Cathay Life Insurance, Taiwan's biggest insurer, has agreed to form a TWD3.5 billion ($110 million; €97.4 million) joint venture with the island’s largest solar module maker to invest in the island’s renewables sector.
Cathay Life's partner, Neo Solar Power Corporation, is expected to hold around 40 percent of the tie-up, with the insurer owning no more than 45 percent due to regulatory restrictions, a Neo Solar spokeswoman told Infrastructure Investor. New investors may join in as minority shareholders, she added.
The funds will be injected into the new company in two successive phases, the first of which should see about TWD1.5 billion disbursed. The exact scale of the second phase will depend on the results of phase one, Neo Solar said in a statement.

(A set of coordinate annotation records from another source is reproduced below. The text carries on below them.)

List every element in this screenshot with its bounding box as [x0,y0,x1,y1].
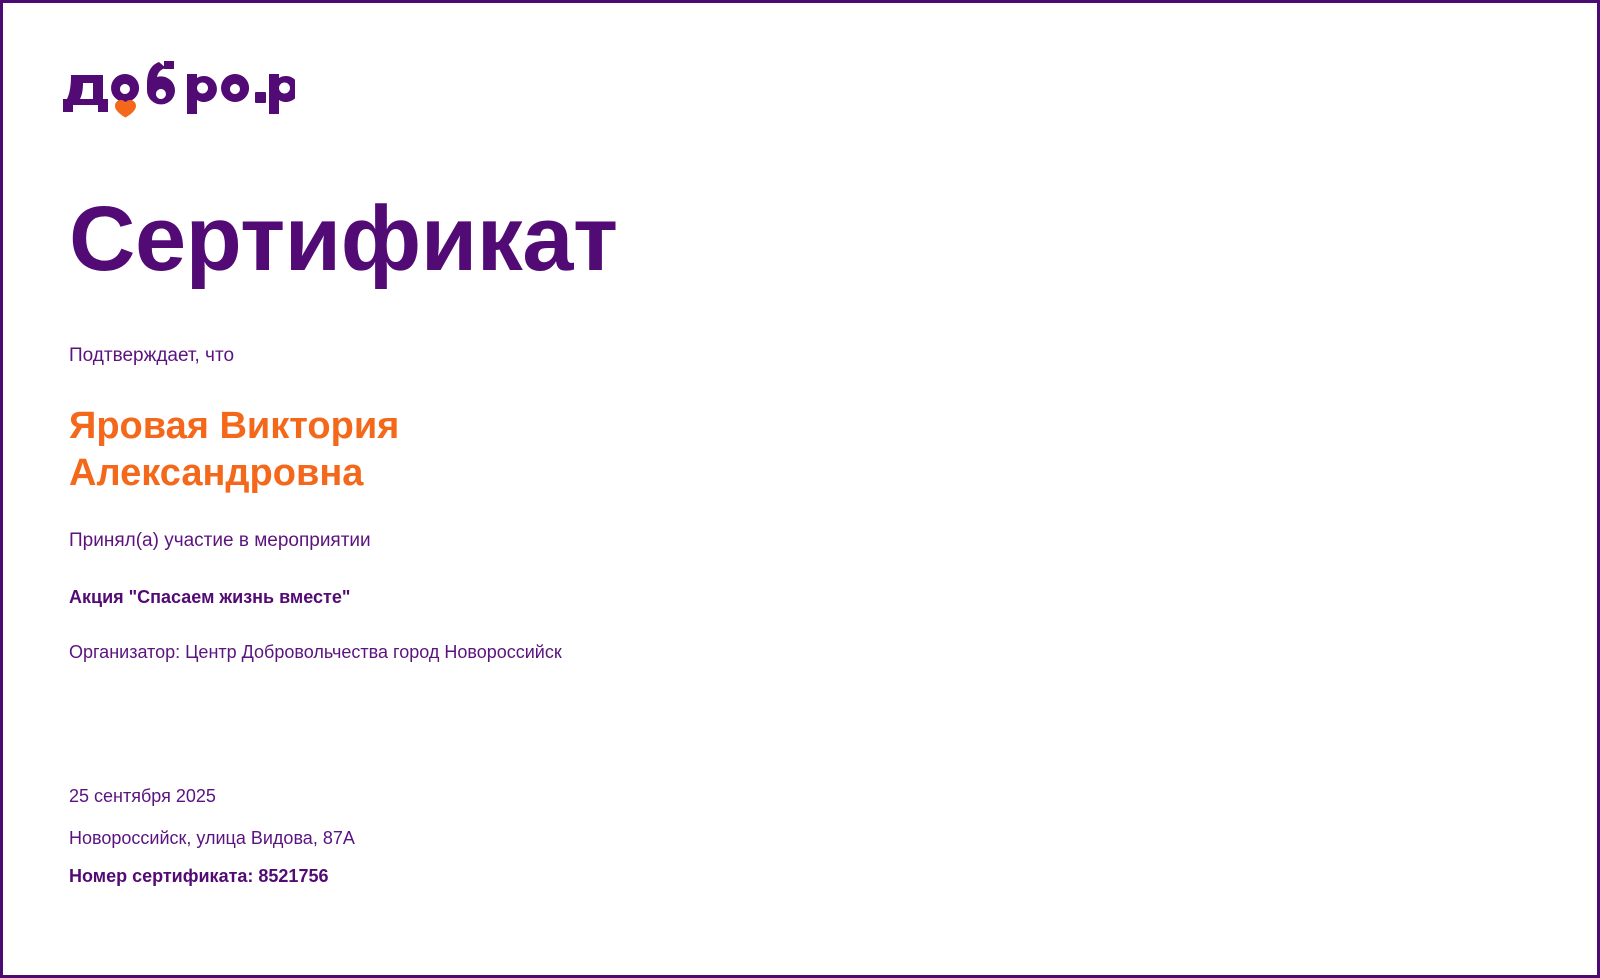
organizer-line: Организатор: Центр Добровольчества город… [69,640,1069,665]
page-title: Сертификат [69,193,1069,287]
certificate-page: Сертификат Подтверждает, что Яровая Викт… [0,0,1600,978]
certificate-number: Номер сертификата: 8521756 [69,863,969,890]
event-name: Акция "Спасаем жизнь вместе" [69,585,1069,610]
dobro-rf-logo-svg [63,61,295,119]
participation-label: Принял(а) участие в мероприятии [69,528,1069,555]
heart-icon [115,100,136,118]
confirm-label: Подтверждает, что [69,343,1069,370]
recipient-name: Яровая Виктория Александровна [69,403,569,496]
issue-place: Новороссийск, улица Видова, 87А [69,825,969,853]
dobro-rf-logo [63,61,295,119]
certificate-footer: 25 сентября 2025 Новороссийск, улица Вид… [69,783,969,890]
issue-date: 25 сентября 2025 [69,783,969,811]
certificate-content: Сертификат Подтверждает, что Яровая Викт… [69,193,1069,665]
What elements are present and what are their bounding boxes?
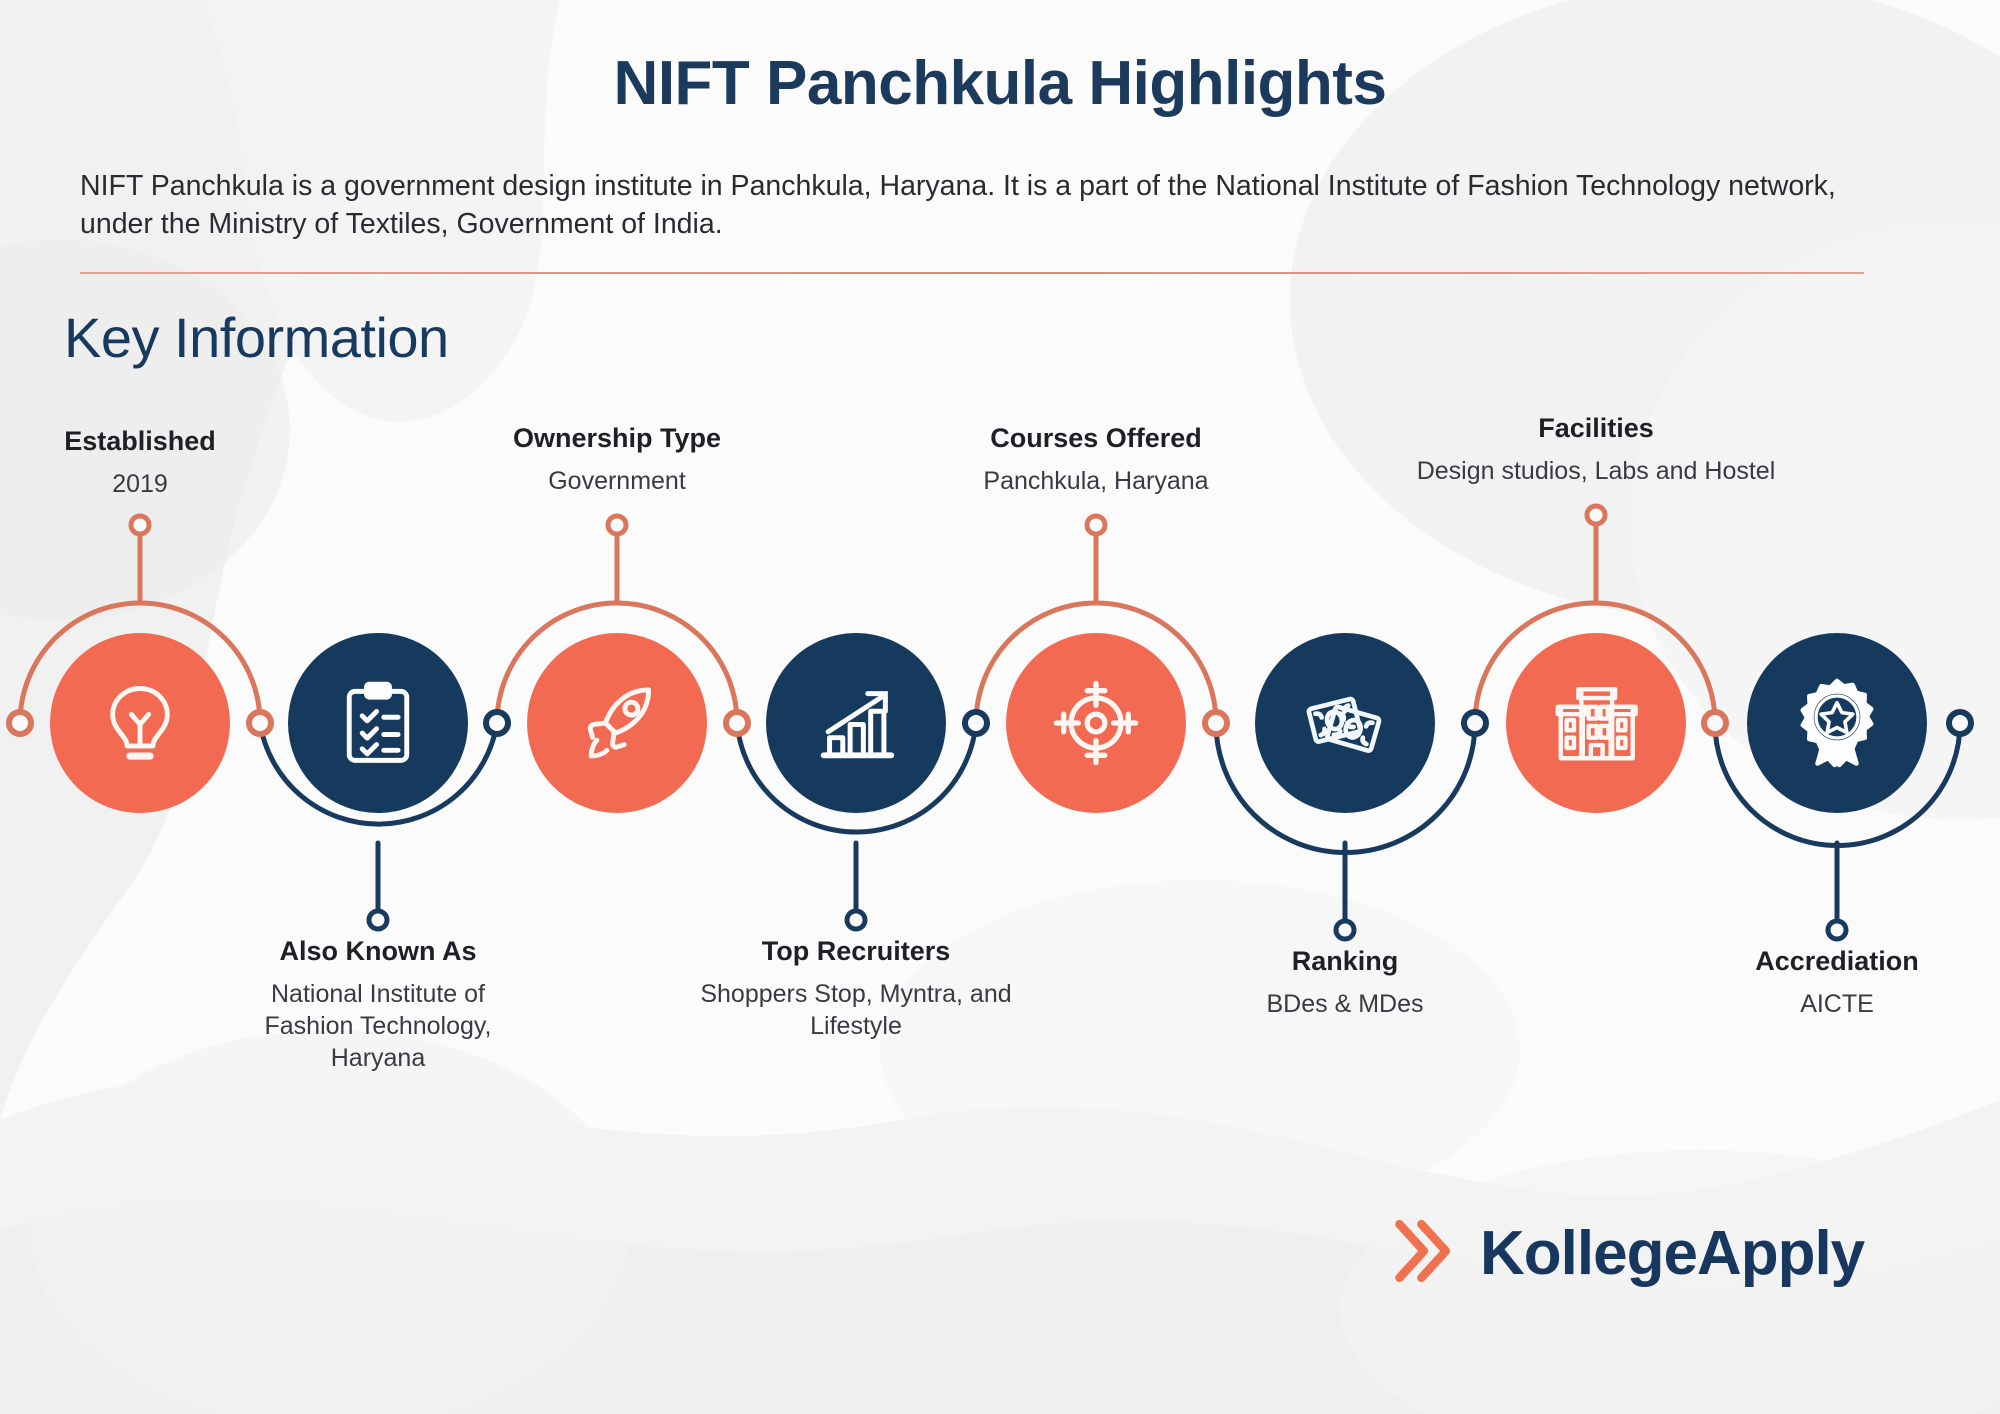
intro-paragraph: NIFT Panchkula is a government design in… xyxy=(80,168,1860,243)
clipboard-checklist-icon xyxy=(332,677,424,769)
label-value: Panchkula, Haryana xyxy=(946,465,1246,497)
label-value: Shoppers Stop, Myntra, and Lifestyle xyxy=(686,978,1026,1042)
header-divider xyxy=(80,272,1864,274)
building-icon xyxy=(1549,676,1643,770)
label-courses-offered: Courses Offered Panchkula, Haryana xyxy=(946,422,1246,497)
label-established: Established 2019 xyxy=(0,425,290,500)
node-ownership-type[interactable] xyxy=(527,633,707,813)
label-key: Also Known As xyxy=(228,935,528,968)
growth-bar-chart-icon xyxy=(809,676,903,770)
lightbulb-icon xyxy=(94,677,186,769)
label-key: Facilities xyxy=(1386,412,1806,445)
label-value: Design studios, Labs and Hostel xyxy=(1386,455,1806,487)
page-title: NIFT Panchkula Highlights xyxy=(0,48,2000,119)
label-value: AICTE xyxy=(1687,988,1987,1020)
label-key: Top Recruiters xyxy=(686,935,1026,968)
money-banknotes-icon xyxy=(1298,676,1392,770)
label-value: Government xyxy=(467,465,767,497)
label-value: 2019 xyxy=(0,468,290,500)
label-key: Ranking xyxy=(1195,945,1495,978)
label-key: Courses Offered xyxy=(946,422,1246,455)
label-accrediation: Accrediation AICTE xyxy=(1687,945,1987,1020)
node-courses-offered[interactable] xyxy=(1006,633,1186,813)
label-facilities: Facilities Design studios, Labs and Host… xyxy=(1386,412,1806,487)
label-key: Accrediation xyxy=(1687,945,1987,978)
label-ownership-type: Ownership Type Government xyxy=(467,422,767,497)
node-accrediation[interactable] xyxy=(1747,633,1927,813)
rocket-icon xyxy=(571,677,663,769)
double-chevron-icon xyxy=(1380,1212,1458,1295)
node-top-recruiters[interactable] xyxy=(766,633,946,813)
label-value: BDes & MDes xyxy=(1195,988,1495,1020)
label-also-known-as: Also Known As National Institute of Fash… xyxy=(228,935,528,1074)
node-established[interactable] xyxy=(50,633,230,813)
award-badge-icon xyxy=(1789,675,1885,771)
label-value: National Institute of Fashion Technology… xyxy=(228,978,528,1074)
label-ranking: Ranking BDes & MDes xyxy=(1195,945,1495,1020)
brand-wordmark: KollegeApply xyxy=(1480,1218,1864,1289)
target-crosshair-icon xyxy=(1049,676,1143,770)
infographic-page: NIFT Panchkula Highlights NIFT Panchkula… xyxy=(0,0,2000,1414)
label-key: Established xyxy=(0,425,290,458)
brand-logo[interactable]: KollegeApply xyxy=(1380,1212,1864,1295)
node-facilities[interactable] xyxy=(1506,633,1686,813)
section-title: Key Information xyxy=(64,305,449,370)
node-ranking[interactable] xyxy=(1255,633,1435,813)
node-also-known-as[interactable] xyxy=(288,633,468,813)
label-key: Ownership Type xyxy=(467,422,767,455)
label-top-recruiters: Top Recruiters Shoppers Stop, Myntra, an… xyxy=(686,935,1026,1042)
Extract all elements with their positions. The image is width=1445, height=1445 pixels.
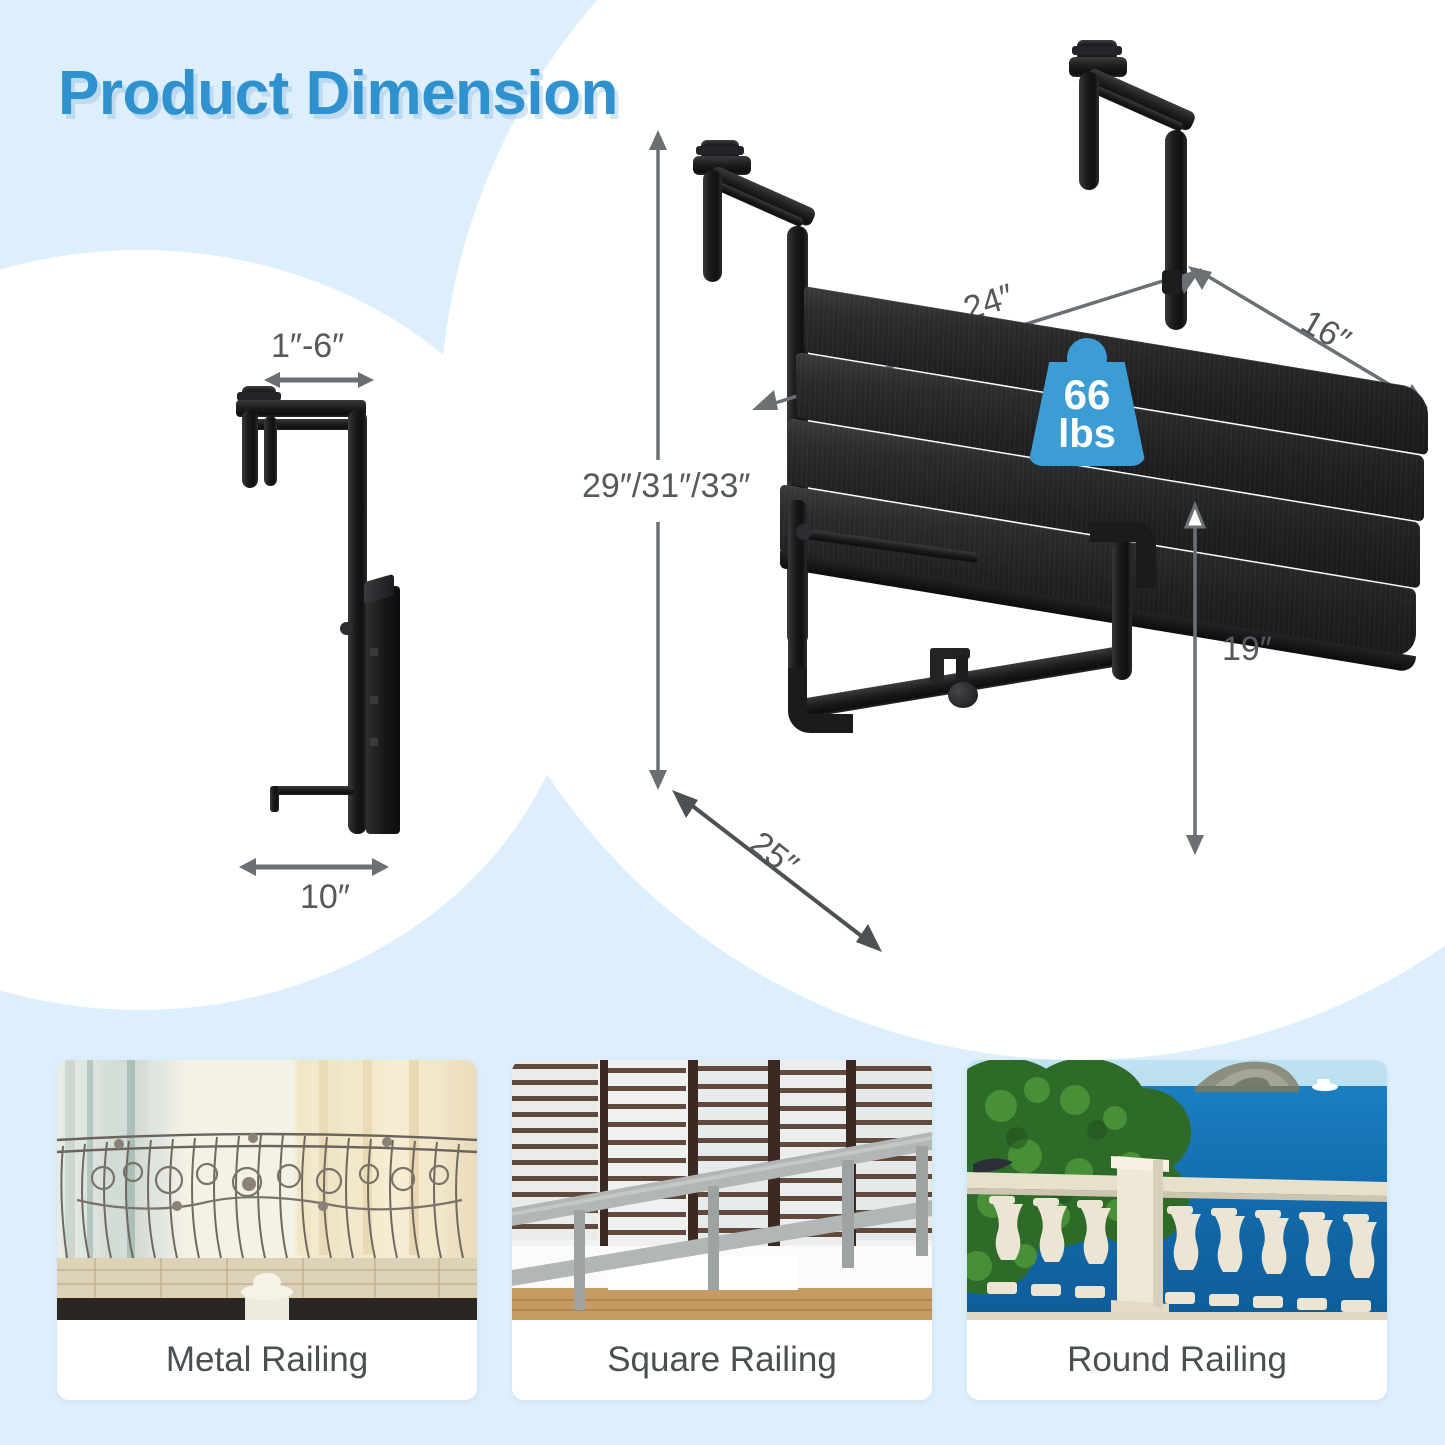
support-frame — [780, 500, 1200, 770]
railing-card-list: Metal Railing — [0, 1060, 1445, 1445]
railing-card-caption: Square Railing — [512, 1320, 932, 1400]
height-dimension-arrow — [640, 130, 676, 790]
railing-card-round[interactable]: Round Railing — [967, 1060, 1387, 1400]
railing-card-metal[interactable]: Metal Railing — [57, 1060, 477, 1400]
folded-depth-label: 10″ — [300, 878, 350, 917]
folded-product-illustration — [236, 386, 416, 856]
square-railing-photo — [512, 1060, 932, 1320]
railing-card-caption: Round Railing — [967, 1320, 1387, 1400]
page-title: Product Dimension — [58, 58, 618, 130]
folded-depth-arrow — [239, 855, 389, 879]
railing-card-caption: Metal Railing — [57, 1320, 477, 1400]
clamp-range-label: 1″-6″ — [271, 327, 344, 366]
round-railing-photo — [967, 1060, 1387, 1320]
infographic-canvas: Product Dimension 1″-6″ — [0, 0, 1445, 1445]
clearance-label: 19″ — [1222, 630, 1272, 669]
railing-card-square[interactable]: Square Railing — [512, 1060, 932, 1400]
metal-railing-photo — [57, 1060, 477, 1320]
weight-value: 66 — [1028, 374, 1146, 415]
weight-unit: lbs — [1028, 415, 1146, 454]
locking-knob — [930, 648, 1000, 708]
clearance-dimension-arrow — [1178, 505, 1212, 855]
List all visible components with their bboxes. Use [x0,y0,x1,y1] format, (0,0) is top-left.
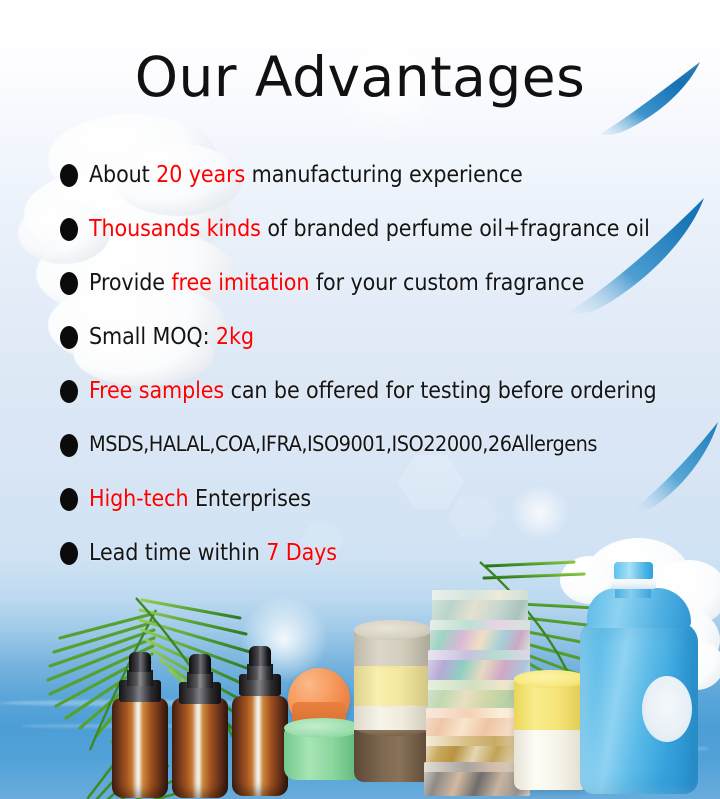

Cathay Life's investment is pending approval from the Financial Supervisory Commission under the Insurance Bureau, a regulator.
The partners' appetite for developing solar facilities owes to the supportive policies provided by the new government, as well as the ability to secure 20-year cash flows through renewables investments, they said.
The Taiwanese government, led by President Tsai Ing-wen, aims to build 20GW of solar power generation by 2025, followed by reforms to open up the power sector to private players. State-owned utility Taiwan Power Company currently procures, transmits and distributes all electricity on the island.
Earlier in July, Cathay Life agreed to co-invest with Swiss-based Partners Group in a greenfield solar platform which will develop up to 550MW of solar capacity in Taiwan.
Neo Solar is also working with its downstream unit, General Energy Solutions, to develop 200MW of solar schemes across the US, Japan and Taiwan, 80MW of which is expected to be completed by the end of this year. The company says it has a development pipeline totalling 800MW.